Para Jez, de California Competes, la Oficina del Analista Legislativo tiene una visión demasiado limitada de Calbright. “¿Estamos satisfaciendo una necesidad estatal? En eso es en lo que debemos centrarnos”, afirmó. “¿Qué necesitan los californianos y cómo podemos satisfacer sus necesidades?”.
Un experimento multimillonario
A medida que disminuye la matrícula en las escuelas primarias y secundarias y surgen preguntas más amplias sobre el propósito de los títulos universitarios, los demás colegios comunitarios de California se dirigen cada vez más a la misma población de adultos trabajadores a la que Calbright fue diseñado para servir.
Actualmente, casi la mitad de las clases en los colegios comunitarios se imparten en línea y, a pesar de la resistencia de algunos profesores , algunos colegios comunitarios tradicionales están empezando a ofrecer un número limitado de clases flexibles basadas en competencias.
Pero Calbright es costoso, ya que gasta más por estudiante que el colegio comunitario promedio.
“También persisten dudas sobre la rentabilidad de Calbright”, señala el reciente informe de la Oficina del Analista Legislativo. “En el año académico 2024-2025, estimamos que Calbright gastó alrededor de 53,000 dólares por cada beca otorgada, en comparación con los aproximadamente 35,000 dólares que gastaron otros colegios comunitarios”.
El presupuesto operativo anual de Calbright ronda los 50 millones de dólares, según Sarah Jimenez, portavoz de la institución, cifra similar al presupuesto del Distrito Universitario Conjunto de Gavilan en Gilroy. A modo de comparación, el distrito de Gavilan contaba con casi 500 profesores y personal administrativo en otoño, atendiendo a unos 7,200 estudiantes, además de los gastos de mantenimiento de todos sus edificios. Calbright, en cambio, tiene menos de 200 profesores y personal administrativo para sus aproximadamente 6,000 estudiantes en línea.

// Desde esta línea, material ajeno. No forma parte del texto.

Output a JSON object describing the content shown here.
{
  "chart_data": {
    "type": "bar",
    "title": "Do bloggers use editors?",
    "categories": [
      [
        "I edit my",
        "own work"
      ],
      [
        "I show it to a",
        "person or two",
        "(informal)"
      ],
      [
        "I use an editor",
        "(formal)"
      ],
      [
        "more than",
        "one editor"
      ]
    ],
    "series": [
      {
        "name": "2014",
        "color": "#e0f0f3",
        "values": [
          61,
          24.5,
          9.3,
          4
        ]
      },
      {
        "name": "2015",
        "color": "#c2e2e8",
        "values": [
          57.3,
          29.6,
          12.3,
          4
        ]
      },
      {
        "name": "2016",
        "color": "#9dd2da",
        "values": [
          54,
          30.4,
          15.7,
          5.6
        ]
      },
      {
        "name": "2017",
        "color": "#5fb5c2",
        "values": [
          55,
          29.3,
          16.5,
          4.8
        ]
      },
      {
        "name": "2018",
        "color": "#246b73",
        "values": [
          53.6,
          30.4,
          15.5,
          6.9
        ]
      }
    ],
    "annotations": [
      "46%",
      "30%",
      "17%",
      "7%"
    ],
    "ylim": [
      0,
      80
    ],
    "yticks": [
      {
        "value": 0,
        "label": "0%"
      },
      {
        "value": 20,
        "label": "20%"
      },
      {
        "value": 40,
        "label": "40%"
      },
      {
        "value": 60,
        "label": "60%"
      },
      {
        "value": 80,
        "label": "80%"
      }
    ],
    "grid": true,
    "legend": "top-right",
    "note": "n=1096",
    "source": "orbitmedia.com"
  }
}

Según Jiménez, a medida que la universidad crece, Calbright “sigue explorando” la posibilidad de cobrar una matrícula similar a la de otros colegios comunitarios locales. Sin embargo, añadió que “adoptar un modelo de pago demasiado rápido” podría crear “obstáculos para muchos de nuestros estudiantes”.
Do, vicepresidente de investigación y desarrollo de la universidad, explicó que el elevado presupuesto anual se debe a las exigencias tecnológicas y a los costos iniciales, inherentes a cualquier institución de nueva creación. “El presupuesto anual de 50 millones de dólares no se limita a los gastos operativos. Incluye la infraestructura y los costos administrativos que hemos tenido que asumir”. Además de apoyar a sus propios estudiantes, Do indicó que Calbright también realiza investigación y desarrollo en beneficio de todo el sistema de colegios comunitarios.
Hemingway afirmó que su formación había valido la pena la inversión del estado. Su certificado en análisis de datos le ha resultado útil, aunque todavía no le haya reportado un nuevo empleo ni un ascenso. Recientemente, una amiga le pidió que hiciera consultoría por su cuenta; en el trabajo, comentó que ha podido aportar más ideas a su jefe sobre cómo puede crecer la empresa.
Según dijo, uno de sus objetivos salariales es ganar al menos 150,000 dólares anuales, pero luego rectificó su respuesta: “El cielo es el límite”.